Meutia menuturkan, program lanskap berkelanjutan jadi bentuk intervensi bersama untuk menyelamatkan KEL dan memberdayakan petani lokal. Program ini didanai oleh Unilever, tetapi dalam pelaksanaan melibatkan para pihak.
Meutia mengatakan, melalui program lanskap berkelanjutan, kawasan hutan yang mengalami alih fungsi karena telanjur ditanami kelapa sawit direstorasi kembali. Tanaman kelapa sawit tanpa izin ditebang, kemudian ditanami tanaman hutan. Sedikitnya 546 hektar kawasan bekas perkebunan telah direstorasi.
”Dampak dari program ini pada tahun 2022 laju deforestasi di Aceh Tamiang menurun signifikan menjadi 50 hektar per tahun,” kata Meutia.
Kepala Dinas Pertanian, Perkebunan, dan Peternakan Aceh Tamiang Yunus mengatakan, pihaknya sangat mengapresiasi program lanskap berkelanjutan karena manfaat program dirasakan langsung oleh petani lokal dan telah berhasil menurunkan angka deforestasi kawasan hutan Leuser.
”Program ini tidak boleh berakhir karena masih banyak petani yang harus diberdayakan,” kata Yunus.
Yunus mengatakan, atas pencapaian sertifikasi ISPO dan RSPO petani Aceh Tamiang yang terlibat dalam program itu telah menerima pembayaran premium pembelian kredit oleh Unilever senilai Rp 850 juta. Dana itu disalurkan sebagian untuk insentif petani, pembelian pupuk, dan kebutuhan perkebunan sawit lainnya.
”Petani tidak lagi mengganggu hutan. Kami membatasi kawasan yang bisa ditanami sawit dan untuk hutan agar tetap menjadi paru-paru dunia. Kami ingin petani Aceh Tamiang dikenal sebagai petani yang juga menjaga kawasan,” kata Yunus.
Secara geografis separuh dari kawasan Aceh Tamiang terdiri atas hutan alam, 112.000 hektar. Sedangkan wilayah perkebunan 67.300 hektar atau 30 persen dari luas wilayah. Perkebunan kelapa sawit paling dominan, yakni 43.000 hektar. Setengah dari luasan ini, yakni 21.000 hektar, merupakan kebun sawit petani swadaya dan sisanya adalah konsesi perusahaan. Adapun jumlah petani sawit di Aceh Tamiang mencapai 11.000 orang.

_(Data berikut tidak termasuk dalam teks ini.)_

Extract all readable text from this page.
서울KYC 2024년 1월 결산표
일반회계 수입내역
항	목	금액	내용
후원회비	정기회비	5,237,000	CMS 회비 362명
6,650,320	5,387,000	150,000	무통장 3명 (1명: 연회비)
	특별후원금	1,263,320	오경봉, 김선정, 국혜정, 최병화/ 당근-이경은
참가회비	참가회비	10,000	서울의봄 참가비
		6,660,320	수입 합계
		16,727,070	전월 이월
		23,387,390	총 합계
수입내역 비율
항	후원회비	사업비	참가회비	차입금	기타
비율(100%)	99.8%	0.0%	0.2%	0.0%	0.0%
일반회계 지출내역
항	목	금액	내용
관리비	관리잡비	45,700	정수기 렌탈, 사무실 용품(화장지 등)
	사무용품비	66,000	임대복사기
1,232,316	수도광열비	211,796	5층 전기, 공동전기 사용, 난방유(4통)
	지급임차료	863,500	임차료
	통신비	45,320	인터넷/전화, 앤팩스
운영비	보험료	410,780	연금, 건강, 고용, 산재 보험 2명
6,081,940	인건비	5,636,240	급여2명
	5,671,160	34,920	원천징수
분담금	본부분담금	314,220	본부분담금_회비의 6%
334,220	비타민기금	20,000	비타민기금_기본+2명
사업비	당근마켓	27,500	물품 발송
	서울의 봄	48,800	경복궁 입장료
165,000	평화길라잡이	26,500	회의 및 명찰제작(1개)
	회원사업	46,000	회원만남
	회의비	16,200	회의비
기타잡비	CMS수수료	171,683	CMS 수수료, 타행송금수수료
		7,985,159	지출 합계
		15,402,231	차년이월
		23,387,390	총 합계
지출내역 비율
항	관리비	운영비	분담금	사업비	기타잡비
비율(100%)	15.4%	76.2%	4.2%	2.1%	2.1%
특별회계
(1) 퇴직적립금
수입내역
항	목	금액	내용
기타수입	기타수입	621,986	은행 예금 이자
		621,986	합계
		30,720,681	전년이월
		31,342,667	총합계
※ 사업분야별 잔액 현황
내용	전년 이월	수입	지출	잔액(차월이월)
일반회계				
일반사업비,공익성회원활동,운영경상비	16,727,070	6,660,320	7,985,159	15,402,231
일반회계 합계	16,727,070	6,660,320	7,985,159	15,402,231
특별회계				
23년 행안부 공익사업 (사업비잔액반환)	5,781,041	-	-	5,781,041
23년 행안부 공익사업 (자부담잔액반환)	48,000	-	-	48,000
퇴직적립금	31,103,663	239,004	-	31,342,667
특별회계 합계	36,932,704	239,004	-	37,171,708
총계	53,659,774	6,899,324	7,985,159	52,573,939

Koordinator Program Keberlanjutan Forum Konservasi Leuser (FKL) Hendra mengatakan, pengembangan kelapa sawit di Aceh Tamiang tidak boleh lagi merusak hutan. Program lanskap berkelanjutan merupakan jalan keluar untuk memberdayakan petani dan menjaga hutan.
”Kami ingin Aceh Tamiang menjadi model secara global meningkatkan produksi kelapa sawit tanpa merusak hutan,” kata Hendra.
Melalui program itu petani dilatih pola perkebunan yang baik, tidak merusak hutan, membuat pupuk organik, penguatan kelembagaan, hingga literasi keuangan.